Abstract Glycerophospholipids are derivatives of sn ‐glycero‐3‐phosphoric acid. They contain an O ‐acyl or O ‐alkyl or O ‐alk‐1′‐enyl residue at the sn ‐1 position and an O ‐acyl residue at the sn ‐2 position of the glycerol moiety and are defined on the basis of the substituents on the phosphoric acid at the sn ‐3 position. Glycerophospholipids are asymmetrically distributed between the two bilayers membranes, which also contain cholesterol and proteins. Glycerophospholipids not only constitute the backbone of cellular membranes, but also provide the membrane with a suitable environment, fluidity and ion permeability.
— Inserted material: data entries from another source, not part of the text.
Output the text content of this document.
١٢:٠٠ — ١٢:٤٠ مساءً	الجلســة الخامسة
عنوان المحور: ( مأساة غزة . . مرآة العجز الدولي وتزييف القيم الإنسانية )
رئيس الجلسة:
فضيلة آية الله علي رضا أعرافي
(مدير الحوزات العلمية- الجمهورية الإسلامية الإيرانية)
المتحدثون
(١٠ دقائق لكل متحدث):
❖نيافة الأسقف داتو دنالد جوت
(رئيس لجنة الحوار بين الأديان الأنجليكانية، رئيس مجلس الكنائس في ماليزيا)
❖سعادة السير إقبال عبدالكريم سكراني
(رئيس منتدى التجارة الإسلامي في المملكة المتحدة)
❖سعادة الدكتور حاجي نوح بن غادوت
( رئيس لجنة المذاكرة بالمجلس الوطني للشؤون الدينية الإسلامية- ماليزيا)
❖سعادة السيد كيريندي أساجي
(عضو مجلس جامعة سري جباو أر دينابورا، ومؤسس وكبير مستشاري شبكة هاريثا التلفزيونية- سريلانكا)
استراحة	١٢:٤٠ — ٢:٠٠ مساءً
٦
They are synthesised at the endoplasmic reticulum and are transported to other membranous structures by phospholipid exchange and transfer proteins. Once glycerophospholipids are laid down in a biomembrane, they undergo interconversion reactions. These reactions and activities of phospholipases may be responsible for the turnover, compositional maintenance and rearrangements of glycerophospholipids in membranes. This process results in the modulation of membrane function. Glycerophospholipids are precursors for lipid mediators, which play important roles in internal and external communication and modulate cellular responses. In addition, glycerophospholipids and their lipid mediators may be involved in membrane fusion, apoptosis and regulation of the activities of membrane‐bound enzymes and ion channels. Key Concepts: Lipid bilayers provide the fundamental architecture of biological membranes, which are made up of lipids (phospholipids, cholesterol and sphingolipids) and proteins. The role of lipids is to provide membranes with integrity and flexibility, whereas embedded proteins in biomembrane are associated with the maintenance of cellular chemical climate. Phospholipids are reservoir for lipid mediators, cholesterol provides flexibility, and sphingolipids and cholesterol are involved in formation of lipid rafts. Lipid mediators not only transduce signals from the cell surface to the interior, but also modulate gene expression, growth, differentiation, adhesion, migration and apoptosis. Arachidonic acid‐derived lipid mediators induce oxidative stress and inflammatory effects. Docosahexaenoic acid‐derived lipid mediators produce antioxidative and anti‐inflammatory effects.